Mila Yarovaya, Co-Editor in Chief
The past month has seen an escalation in the politics of the Russian protest and opposition movement both from the side of the activists and the government. At the beginning of the month, opposition leader Alexei Navalny declared a hunger strike after the authorities’ denial to allow him to be examined by civilian doctors — a constitutional right. Following the inaction of prison officials, Navalny’s supporters called for a protest, with thousands of people taking to the streets all over the country on Wednesday March 21st. The protest in Moscow was noted for the unusually civil response of its police forces and national guard, who arrested a record low number of individuals and exhibited little violence compared to protests held in the city during January of the same year.

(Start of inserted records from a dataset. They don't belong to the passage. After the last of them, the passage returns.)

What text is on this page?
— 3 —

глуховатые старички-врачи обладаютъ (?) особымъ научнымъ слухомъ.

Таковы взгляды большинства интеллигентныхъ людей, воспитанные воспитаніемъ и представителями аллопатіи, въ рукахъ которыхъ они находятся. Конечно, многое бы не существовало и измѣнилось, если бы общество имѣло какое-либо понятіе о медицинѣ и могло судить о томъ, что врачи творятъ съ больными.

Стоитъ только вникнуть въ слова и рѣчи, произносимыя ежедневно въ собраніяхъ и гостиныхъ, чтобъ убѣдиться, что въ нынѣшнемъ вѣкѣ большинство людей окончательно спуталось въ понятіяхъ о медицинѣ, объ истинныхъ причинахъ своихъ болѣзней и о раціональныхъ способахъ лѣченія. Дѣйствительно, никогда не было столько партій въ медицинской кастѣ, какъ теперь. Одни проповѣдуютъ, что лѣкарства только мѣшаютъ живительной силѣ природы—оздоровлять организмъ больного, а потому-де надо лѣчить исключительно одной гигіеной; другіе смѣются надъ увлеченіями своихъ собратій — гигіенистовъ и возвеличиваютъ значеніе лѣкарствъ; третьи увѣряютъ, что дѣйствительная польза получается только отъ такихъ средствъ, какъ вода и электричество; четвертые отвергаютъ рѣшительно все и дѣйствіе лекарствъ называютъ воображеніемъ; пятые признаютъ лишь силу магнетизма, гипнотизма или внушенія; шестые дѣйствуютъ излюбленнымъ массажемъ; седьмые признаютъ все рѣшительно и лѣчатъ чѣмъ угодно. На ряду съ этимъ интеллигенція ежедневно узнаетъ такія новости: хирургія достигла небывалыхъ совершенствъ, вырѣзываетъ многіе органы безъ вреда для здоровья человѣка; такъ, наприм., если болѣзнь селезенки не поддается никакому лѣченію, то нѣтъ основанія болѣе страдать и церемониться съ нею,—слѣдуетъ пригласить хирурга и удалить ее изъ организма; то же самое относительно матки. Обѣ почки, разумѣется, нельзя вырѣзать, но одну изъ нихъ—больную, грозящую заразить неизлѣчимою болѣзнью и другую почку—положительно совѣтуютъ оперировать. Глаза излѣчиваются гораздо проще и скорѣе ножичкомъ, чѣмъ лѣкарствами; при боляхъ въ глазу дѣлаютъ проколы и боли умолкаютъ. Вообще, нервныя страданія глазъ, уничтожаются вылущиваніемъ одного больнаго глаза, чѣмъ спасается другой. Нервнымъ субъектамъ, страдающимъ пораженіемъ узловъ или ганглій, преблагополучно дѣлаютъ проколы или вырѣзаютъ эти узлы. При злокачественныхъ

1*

However, protestors in St. Petersburg — Russia’s so-called “northern capital”, were faced with an unusually high amount of violence, police beatings, and arrests – according to OVID-Info, over 800 individuals were detained by the close of the night. In total, 1984 individuals were detained over the course of the protests. Independent doctors have since been allowed to see Navalny and he has lifted his hunger strike. Furthermore, the Anti-Corruption Fund founded by Alexei Navalny, as well as his network of national campaign offices have since been accused of extremism by the Moscow prosecutors and their operations were suspended. If the groups are labelled as “extremist”, all their activity will be deemed illegal and they will be forced to cease operations within the Russian Federation. The headquarters of student-run journal “DOXA” — founded by the students of the Higher School of Economics in Moscow — have been raided earlier in the month and its editorial team placed under investigation for incitement of extremism following their support of Alexei Navalny. Their trial is still pending.
Editorial note: We stand in solidarity with freedom of speech of student publications.